As adamsmith mentions above, we will need to make revisions for Zotero 4.2, so perhaps that's also the time to marge the two. AFAIK, it doesn't export collection structure or file attachments/notes. (though the option to export Notes is displayed upon export, which I think we need to remove) It would be the latter. You can have duplicate Zotero items describing a single physical object. Those Zotero items would have different item keys. Also, those URLs are per user. So "same" item in different libraries would have different URLs. The URL persists until the item is deleted. Not sure if URL persists if the item is merged with another item. Also not sure if the item key can be re-assigned if it has previously been deleted.
Bibliontology RDF exports all fields, but it doesn't export attachments, notes, or collections. Eventually, we should fix that, at which point Zotero RDF will be unnecessary. There is actually a mapping between items in different libraries that are copies of each other stored in the Zotero database (as an RDF triple, actually), but this is currently not exported in any way.

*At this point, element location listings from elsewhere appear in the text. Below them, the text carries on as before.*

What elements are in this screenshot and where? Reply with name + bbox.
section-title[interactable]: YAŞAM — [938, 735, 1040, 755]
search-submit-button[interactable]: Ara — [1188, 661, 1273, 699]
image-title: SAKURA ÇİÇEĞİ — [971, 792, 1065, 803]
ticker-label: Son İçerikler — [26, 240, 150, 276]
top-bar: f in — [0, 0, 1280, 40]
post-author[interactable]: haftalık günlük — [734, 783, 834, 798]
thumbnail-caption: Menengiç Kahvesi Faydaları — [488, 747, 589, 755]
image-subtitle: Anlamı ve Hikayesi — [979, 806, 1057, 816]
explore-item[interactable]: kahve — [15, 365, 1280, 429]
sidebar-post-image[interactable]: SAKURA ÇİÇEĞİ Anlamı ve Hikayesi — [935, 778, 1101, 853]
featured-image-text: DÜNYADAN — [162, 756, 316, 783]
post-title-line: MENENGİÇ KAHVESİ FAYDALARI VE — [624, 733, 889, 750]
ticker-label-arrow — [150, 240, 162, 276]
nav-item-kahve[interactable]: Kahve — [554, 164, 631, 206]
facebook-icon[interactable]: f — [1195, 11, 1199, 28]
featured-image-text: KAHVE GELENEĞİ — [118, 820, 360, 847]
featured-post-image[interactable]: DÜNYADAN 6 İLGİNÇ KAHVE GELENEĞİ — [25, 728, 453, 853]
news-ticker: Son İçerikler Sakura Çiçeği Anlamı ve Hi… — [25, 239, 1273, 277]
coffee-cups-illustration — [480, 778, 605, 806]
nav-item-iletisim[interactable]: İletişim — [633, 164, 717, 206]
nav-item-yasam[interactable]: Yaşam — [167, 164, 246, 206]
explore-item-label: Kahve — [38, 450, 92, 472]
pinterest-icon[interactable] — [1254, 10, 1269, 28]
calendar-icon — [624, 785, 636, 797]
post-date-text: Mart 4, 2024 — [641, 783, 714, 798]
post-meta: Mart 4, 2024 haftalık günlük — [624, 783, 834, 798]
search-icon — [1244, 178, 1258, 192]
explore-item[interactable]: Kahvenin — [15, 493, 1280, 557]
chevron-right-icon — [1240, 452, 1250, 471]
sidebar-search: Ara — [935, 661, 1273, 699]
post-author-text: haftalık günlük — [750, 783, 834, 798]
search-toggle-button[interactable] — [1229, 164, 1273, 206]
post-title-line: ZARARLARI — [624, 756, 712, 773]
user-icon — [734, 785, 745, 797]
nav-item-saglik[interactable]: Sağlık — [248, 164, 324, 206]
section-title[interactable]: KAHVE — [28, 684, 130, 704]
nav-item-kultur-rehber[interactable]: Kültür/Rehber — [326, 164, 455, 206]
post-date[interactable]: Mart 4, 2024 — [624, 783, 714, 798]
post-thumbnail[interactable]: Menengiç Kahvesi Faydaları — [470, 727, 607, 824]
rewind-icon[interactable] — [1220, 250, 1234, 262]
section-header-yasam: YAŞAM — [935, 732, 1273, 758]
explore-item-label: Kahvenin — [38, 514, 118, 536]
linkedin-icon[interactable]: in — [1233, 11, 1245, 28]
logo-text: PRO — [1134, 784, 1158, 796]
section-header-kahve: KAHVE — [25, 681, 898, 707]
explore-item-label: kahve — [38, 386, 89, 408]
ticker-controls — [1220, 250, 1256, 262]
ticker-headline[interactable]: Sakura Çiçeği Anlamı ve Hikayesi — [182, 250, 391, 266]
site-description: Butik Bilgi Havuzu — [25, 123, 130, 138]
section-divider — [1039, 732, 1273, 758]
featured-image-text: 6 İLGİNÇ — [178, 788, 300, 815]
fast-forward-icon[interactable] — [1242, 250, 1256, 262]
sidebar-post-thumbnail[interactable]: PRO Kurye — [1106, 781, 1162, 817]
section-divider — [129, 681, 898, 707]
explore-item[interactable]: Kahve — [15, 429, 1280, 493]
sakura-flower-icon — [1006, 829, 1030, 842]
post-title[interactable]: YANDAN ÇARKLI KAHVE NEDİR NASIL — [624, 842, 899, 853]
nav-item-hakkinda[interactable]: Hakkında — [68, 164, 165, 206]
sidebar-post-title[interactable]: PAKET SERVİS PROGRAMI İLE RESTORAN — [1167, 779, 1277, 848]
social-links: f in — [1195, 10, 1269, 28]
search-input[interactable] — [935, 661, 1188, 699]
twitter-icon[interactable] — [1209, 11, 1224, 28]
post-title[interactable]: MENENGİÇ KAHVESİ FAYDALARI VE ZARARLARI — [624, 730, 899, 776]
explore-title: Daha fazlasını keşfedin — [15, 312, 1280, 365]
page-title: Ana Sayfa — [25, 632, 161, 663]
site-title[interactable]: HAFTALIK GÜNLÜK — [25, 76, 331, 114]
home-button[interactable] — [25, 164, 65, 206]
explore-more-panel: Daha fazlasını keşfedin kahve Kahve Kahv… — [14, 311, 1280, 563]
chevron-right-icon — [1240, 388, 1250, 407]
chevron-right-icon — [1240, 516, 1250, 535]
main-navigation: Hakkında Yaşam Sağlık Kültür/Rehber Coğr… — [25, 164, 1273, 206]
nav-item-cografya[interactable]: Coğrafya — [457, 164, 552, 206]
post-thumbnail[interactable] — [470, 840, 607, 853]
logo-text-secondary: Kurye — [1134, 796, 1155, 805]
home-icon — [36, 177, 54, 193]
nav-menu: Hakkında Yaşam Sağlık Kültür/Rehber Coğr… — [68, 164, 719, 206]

We are working on global items, which will allow us to assign URIs to the physical object, although it may be a while before that's available through export. If two items are merged, one of them keeps the same item key and the other is mapped to that item key via a record in the Zotero database. An item key could be re-assigned, but it's extremely unlikely; the space of item IDs is very large. The lack of documentation is my fault, but the primary reason is lack of interest. Attempts to formalize bibliographic metadata in RDF haven't really caught on. I can speculate on three reasons for this. First, RDF is complicated; even ignoring the complexity of parsing RDF/XML into triples, there are many ways to formalize the same metadata in RDF. Even if two implementations use the same ontologies, that's no guarantee they'll interoperate. Writing code that can deal with the immense amount of flexibility that RDF provides is non-trivial. Second, structured metadata is inherently more complicated than flat metadata. People who care about structured metadata (e.g. librarians and publishers) already have their own standards (MODS and PRISM), and so RDF has little value to them. Other people don't understand why structured metadata is useful at all (Bruce D'Arcus had to convince Ian Hickson that it wasn't a good idea to make BibTeX part of HTML5). Finally, few people store bibliographic information as structured metadata, so any meaningful structure needs to be generated by record linkage, which is itself non-trivial to do right.
There's some hope that the Schema Bib Extend working group will be able to produce a way of representing bibliographic metadata that makes everyone happy, but that remains to be seen.
I also started a git repository that contains the data above exported into all of the currently supported formats (except for Unqualified Dublin Core RDF, which appears to be currently broken). I think this will provide a better platform for us to discuss changes to export formats.